An intriguing race against time to save four queens from being murdered.
Four Dead Queens is the debut novel of Astrid Scholte. Scholte has a BA Hons (Film, Media and Theatre) and a Bachelor of Digital Media. She has had a ten-year career in animation and visual effects, most notably working in visual effects film production for Avatar, The Adventures of Tin Tin and Happy Feet 2.
This novel has a tantalizing front cover and blurb which immediately draws you to the story.
The immediate expectation is that this is a fantasy novel, and the first half of the book is just that. But in the second half it takes an unexpected turn when the pace picks up and we become part of the race against time to stop the murder of the Four Queens.
The Four Queens each rule a different part of the Land of Quadara, a country split into four different quadrants or states, each with their own rules and way of life. Their skills are not shared between quadrants. These skills are technology, the arts, agriculture and trade. The Queens must work together to ensure peace.
This novel introduces us to 16-year-old Keralie. She is a talented “dipper” or pickpocket, making her living stealing from others. She lives in the quadrant of Toria, where the ships move the goods around the Land of Quadara. One day her “boss” asks her to steal a comm case holding some chips with important information. Keralie accidentally discovers that what is on the chips, is the murder of the Four Queens. With the help of the messenger Varin, who she stole the chips from, they set about trying to save them.
Four Dead Queens is essentially a murder mystery set in a new fantasy world. The first half is slow, but the pace certainly picks up with very unexpected twists and turns along the way. Just when you think you have worked out the plot, things change again. It is a story of betrayal, secrets, romance and intrigue. Who is to be trusted and what alliances can be relied upon?
At 418 pages, this is not a short novel, but as the intrigue takes hold, we are swept along with the narrative. It is mostly seen through the eyes of Keralie, written in the first person, but dotted throughout are chapters about the other main characters written in the 3rd person.
This novel is essentially about finding our place in the world.

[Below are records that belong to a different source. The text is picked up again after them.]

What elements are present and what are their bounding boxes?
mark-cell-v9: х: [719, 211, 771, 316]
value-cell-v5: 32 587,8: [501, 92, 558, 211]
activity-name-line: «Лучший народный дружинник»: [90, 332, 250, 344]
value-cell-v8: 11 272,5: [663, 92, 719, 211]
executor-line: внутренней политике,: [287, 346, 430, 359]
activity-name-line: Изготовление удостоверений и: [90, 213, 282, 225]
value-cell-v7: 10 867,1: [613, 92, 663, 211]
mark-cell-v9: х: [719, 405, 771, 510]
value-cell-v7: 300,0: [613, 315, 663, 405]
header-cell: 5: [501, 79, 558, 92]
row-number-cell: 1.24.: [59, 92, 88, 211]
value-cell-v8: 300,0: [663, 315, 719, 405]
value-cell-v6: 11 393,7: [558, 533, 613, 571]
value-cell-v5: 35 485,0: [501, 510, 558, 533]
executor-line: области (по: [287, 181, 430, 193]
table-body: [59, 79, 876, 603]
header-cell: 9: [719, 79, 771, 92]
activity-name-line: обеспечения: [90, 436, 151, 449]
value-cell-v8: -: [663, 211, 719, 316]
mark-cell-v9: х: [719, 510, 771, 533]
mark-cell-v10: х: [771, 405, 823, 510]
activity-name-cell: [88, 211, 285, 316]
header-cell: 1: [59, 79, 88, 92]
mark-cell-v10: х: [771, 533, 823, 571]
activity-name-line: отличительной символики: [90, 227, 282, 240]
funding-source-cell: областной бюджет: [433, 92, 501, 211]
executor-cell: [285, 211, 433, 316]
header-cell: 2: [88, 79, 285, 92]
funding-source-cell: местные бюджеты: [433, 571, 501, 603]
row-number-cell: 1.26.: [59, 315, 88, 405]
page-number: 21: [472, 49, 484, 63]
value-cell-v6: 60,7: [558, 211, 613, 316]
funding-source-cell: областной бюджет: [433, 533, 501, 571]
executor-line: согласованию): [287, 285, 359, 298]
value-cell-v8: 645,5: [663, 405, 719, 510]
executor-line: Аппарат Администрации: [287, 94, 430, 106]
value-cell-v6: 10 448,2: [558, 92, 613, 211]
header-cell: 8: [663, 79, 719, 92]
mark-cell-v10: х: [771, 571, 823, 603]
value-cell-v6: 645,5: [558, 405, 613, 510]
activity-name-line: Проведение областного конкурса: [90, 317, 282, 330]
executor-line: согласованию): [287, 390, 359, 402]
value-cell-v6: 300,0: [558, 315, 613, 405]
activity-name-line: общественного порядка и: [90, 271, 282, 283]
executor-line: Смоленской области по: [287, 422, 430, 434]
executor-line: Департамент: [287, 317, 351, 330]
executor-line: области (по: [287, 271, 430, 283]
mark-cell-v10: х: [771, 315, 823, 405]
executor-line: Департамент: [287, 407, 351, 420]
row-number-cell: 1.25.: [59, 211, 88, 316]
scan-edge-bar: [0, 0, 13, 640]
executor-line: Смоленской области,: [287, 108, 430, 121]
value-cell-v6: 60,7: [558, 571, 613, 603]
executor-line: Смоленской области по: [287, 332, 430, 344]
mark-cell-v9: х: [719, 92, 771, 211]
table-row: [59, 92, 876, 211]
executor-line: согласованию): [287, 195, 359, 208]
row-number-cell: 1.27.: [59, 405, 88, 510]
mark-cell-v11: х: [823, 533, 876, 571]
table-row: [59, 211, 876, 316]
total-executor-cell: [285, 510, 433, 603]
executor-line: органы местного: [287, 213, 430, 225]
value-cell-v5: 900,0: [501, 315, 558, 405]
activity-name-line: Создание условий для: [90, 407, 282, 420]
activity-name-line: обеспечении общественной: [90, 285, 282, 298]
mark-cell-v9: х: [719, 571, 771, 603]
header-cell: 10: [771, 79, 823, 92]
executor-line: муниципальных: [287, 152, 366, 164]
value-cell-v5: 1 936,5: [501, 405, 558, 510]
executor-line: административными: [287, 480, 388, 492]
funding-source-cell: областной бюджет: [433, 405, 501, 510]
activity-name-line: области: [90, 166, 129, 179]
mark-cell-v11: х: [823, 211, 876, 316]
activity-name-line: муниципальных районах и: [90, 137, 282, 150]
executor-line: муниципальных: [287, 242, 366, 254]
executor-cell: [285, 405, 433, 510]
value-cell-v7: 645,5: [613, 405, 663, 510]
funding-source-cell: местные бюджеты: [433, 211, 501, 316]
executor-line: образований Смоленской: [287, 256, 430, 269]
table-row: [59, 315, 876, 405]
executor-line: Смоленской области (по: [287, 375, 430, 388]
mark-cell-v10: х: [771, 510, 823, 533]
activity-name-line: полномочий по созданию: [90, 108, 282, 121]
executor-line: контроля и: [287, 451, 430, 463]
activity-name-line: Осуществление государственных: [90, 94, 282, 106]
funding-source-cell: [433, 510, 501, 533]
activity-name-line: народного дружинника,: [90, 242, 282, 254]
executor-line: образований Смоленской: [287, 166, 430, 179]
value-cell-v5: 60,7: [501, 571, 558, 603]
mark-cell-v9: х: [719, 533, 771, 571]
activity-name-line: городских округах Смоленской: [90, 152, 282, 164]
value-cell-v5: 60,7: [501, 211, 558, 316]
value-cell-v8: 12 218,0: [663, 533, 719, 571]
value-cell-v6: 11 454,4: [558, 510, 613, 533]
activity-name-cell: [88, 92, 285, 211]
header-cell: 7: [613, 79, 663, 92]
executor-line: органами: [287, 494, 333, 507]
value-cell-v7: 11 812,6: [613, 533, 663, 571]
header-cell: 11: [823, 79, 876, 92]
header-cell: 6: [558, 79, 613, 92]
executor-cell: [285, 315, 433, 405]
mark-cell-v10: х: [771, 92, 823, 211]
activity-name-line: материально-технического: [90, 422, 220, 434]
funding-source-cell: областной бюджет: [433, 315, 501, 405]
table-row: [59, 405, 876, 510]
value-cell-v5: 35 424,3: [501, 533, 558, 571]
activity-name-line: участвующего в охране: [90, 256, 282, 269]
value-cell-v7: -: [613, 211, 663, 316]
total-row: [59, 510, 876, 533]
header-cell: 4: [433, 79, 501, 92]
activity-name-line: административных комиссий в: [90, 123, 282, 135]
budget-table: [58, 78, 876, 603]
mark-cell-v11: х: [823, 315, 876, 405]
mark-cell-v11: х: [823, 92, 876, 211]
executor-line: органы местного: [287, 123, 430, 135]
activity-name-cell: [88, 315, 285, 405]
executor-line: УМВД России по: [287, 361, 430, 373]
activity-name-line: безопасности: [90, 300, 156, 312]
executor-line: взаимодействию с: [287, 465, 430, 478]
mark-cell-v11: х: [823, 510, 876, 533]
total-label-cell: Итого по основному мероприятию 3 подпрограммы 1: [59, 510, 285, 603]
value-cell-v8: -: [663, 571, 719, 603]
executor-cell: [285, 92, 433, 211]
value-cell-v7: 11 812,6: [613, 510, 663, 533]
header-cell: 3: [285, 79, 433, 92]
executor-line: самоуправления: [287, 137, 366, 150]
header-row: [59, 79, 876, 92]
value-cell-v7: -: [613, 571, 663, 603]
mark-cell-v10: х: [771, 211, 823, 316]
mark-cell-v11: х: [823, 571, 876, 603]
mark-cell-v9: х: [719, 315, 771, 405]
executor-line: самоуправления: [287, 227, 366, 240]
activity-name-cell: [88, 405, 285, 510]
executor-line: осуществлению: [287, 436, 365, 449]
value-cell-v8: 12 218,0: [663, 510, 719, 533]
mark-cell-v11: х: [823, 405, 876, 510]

Scholte has dedicated this book “to the queen in all of us”. She asks us to “be brave, self-confident, opinionated, unapologetic, and determined to achieve her (sic) dreams”. All are qualities we would like to see in young adults as they navigate this constantly changing world; qualities we see in our heroine, Keralie. It is a story of hope that good will prevail and that we can change our narrative.
It is recommended for ages 12 and up, but my advice would be ages 14+ due to its more mature themes.